You can't believe your eyes . . .
That's the bottom line - it's about what I'm seeing, or not seeing . . .
It's muggy, it's humid, it's 3:30 am. Any astronomer with a modicum of experience would tell me to go back to bed. The transparency is on the bottom of the scale and the seeing has dropped off the bottom, All this morning has to recommend it is darkness and dampness and a warm cup of tea - and forme, a suprising insight about sight.
Oh, and it's dry in the observatory and I have a new - to me - 55mm Televue Plossl. This is the lens that the Rigel folks who make the little spectroscope I bought for thepublic programs recommend. The spectroscope works with other lenses, but presumably it works better with this one. Besides, it gives me about the lowest power, widest field possible for the LX90, Could be intereting in its own right. I'm always eager to give a new toy a try.
Of course there's very little time. Technically, astronomical twilight is just beginning as I open the shutter to the dome, though it still looks dark. Then to complicate matters the LX90's little brain wants me to align it with Arcturus and Arcturus has just gone behind a tree. I can't remmber how to tell the little idiot to choose another star and time's awasting, so I align on the tree branch which I think is hiding Arcturus - not recommended - and move on to the second star, Altair. WIth liberal use of the finder I grab it, and pea brain announces that the alignment is "successful" - he thinks any day he wakes up and gets to see two stars is successful, no matter how inaccurately!

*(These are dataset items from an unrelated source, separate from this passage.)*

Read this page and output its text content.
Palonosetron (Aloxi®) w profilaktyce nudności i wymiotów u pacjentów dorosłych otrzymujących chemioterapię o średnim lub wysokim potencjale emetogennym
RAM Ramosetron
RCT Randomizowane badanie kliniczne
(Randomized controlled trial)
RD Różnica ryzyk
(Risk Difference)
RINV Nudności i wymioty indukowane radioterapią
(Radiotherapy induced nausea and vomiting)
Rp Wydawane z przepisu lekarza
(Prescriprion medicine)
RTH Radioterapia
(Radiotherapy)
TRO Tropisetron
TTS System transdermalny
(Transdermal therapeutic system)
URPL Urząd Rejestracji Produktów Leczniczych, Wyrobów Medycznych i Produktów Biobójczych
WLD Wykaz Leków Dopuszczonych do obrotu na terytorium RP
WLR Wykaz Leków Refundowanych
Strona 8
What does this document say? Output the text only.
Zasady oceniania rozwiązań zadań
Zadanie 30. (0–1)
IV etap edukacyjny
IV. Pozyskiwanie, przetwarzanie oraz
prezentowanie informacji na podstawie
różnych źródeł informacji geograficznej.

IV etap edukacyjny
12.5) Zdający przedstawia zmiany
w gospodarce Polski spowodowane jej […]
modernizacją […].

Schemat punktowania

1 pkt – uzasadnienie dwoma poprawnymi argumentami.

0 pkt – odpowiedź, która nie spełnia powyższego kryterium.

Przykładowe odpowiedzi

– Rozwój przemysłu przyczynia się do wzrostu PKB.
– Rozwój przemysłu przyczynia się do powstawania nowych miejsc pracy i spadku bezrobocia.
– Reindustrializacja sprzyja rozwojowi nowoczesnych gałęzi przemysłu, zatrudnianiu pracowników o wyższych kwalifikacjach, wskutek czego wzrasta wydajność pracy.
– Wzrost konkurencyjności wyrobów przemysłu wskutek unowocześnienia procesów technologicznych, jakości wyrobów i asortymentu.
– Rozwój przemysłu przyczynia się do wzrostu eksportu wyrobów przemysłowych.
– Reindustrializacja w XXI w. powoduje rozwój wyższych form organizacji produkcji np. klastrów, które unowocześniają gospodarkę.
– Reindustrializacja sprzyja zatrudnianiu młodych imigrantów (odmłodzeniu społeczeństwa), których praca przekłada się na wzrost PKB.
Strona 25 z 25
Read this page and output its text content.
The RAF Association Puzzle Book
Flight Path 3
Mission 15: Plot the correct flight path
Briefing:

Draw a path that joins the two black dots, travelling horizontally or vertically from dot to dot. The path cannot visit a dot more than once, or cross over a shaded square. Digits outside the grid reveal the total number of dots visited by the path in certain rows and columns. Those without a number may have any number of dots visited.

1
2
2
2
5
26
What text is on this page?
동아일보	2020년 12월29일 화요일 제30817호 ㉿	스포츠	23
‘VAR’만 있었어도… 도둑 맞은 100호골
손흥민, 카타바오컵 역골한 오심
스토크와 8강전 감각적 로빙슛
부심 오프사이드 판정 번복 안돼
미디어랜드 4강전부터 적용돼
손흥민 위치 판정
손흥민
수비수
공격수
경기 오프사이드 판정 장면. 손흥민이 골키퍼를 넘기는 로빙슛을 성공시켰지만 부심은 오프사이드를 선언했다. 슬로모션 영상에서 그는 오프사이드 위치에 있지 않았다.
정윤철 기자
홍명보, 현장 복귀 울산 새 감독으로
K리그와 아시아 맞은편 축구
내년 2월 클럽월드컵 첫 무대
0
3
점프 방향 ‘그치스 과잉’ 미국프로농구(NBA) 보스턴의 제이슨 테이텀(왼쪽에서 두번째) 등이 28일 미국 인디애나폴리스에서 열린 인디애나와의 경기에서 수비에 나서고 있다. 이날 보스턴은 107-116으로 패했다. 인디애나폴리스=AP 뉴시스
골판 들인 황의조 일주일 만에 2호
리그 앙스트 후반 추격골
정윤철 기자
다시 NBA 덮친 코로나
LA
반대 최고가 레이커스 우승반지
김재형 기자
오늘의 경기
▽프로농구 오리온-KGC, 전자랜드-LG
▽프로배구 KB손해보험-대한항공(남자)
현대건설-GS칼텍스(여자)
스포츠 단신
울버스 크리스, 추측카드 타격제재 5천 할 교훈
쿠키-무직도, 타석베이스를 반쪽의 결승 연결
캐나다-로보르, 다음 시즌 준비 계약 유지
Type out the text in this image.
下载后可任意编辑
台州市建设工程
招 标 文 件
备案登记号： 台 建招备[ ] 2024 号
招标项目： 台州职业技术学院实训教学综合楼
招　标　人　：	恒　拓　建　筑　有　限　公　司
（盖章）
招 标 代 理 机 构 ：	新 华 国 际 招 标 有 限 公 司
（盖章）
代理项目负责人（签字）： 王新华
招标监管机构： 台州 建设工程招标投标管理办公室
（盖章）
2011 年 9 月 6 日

But what the heck, I want to try out the 55mm, so I put it in, take off the rubber eyeguard and plunk the spectroscope on top of the eyepiece. Voila. Hmmmmm. Altair has a lot of blue in its spectrum. Ok, What about Vega. I ask the sweet little idiot to find Vega and he gets close enough to it for me to manually find it. Hmmm... lots of red and green - little blue. Maybe some black lines - not sure.
You know, the truth is, I don't have a clue what I am doing with this thing! Well - maybe a clue. I know I'm trying to see the spectrums of bright stars and I know what a spectrum is - I just don't really know what to make of the information that's then before my eyes.
Still, rather fascinating. I prowl around some more - actually looked for M27 - but end up at my favorite double, Albireo, which is in the same neighborhood. Hey - what about a double spectrum? Yes and no. Yes - I see two sets of spectral color bars very close together - but no, the fainter one shows little color. The brighter one looks a bit like Vega.
So what's going on here? Well, I thiink the only important thing that's going on is I'm watching incredible nuclear conflagrations - that's what a star is, a continuing nuclear explosion - and I'm taking the light and instead of focusing it to a point, I'm breaking it into its constituent parts. Makes a beautiful rainbow - and that's what kids notice. Gives me an excuse to talk a little about how we think we know so mcuh about objects we can't get near, can't sample, can't touch, and can't disset in the lab. But scientists, of course, have been dissecting the spectrums of stars for over a century. They have learned a heck of lot by taking light apart this way.
What I learn are two things:
First, the light I see is really a bunch of discrete light packets of different wavelenngths - colors - all rolled up into one so that it generally - in the case of a star - looks white, but with a slight tint of yellow or red or orange or blue - or sometimes maybe green or violet. The spectrum make these diffeent wavelengths apparent. Now youmight say that's the "real" world. I'd say it's just the world WE see - and that's the message of the spectroscope.
Which brings me to the second, more profound point, which is what I don't see. Visible light - we act as if that's something special - but it isn't. It's simply what we see. Our brains have evolved to process the energy that comes from a tiny part of the electro-magnetic spectrum and that's how we see the world - through this tiny window. And man, that begs the question, of what does the world really look like? The spectroscope gives me a partial answer. And thanks to a variety of other machines we know what a good deal of the rest of the world - the world in the direction of the infra red and radio waves and the world in the other direction, towards the ultra violet and X-rays and gamma rays - looks like.
But that raises what is for me a much more profound question - just what is out there that we don't see and that our machines don't see? Is the electro-magnetic spectrum the be all and end all for transferring information? Or does it just happen to be that part of the information transfer we know how to receive?
And that's the sort of thing that goes through my head as I sip my tea and soak in the humidity on a quiet, early summer morning while watching the nuclear fires of distance stars burn peacefully, quietly shouting their existence to the consciousness of man - and I use all these wonderfully complex little device to get apeek at anothe world in where energy arrives in lots of different wavelengths.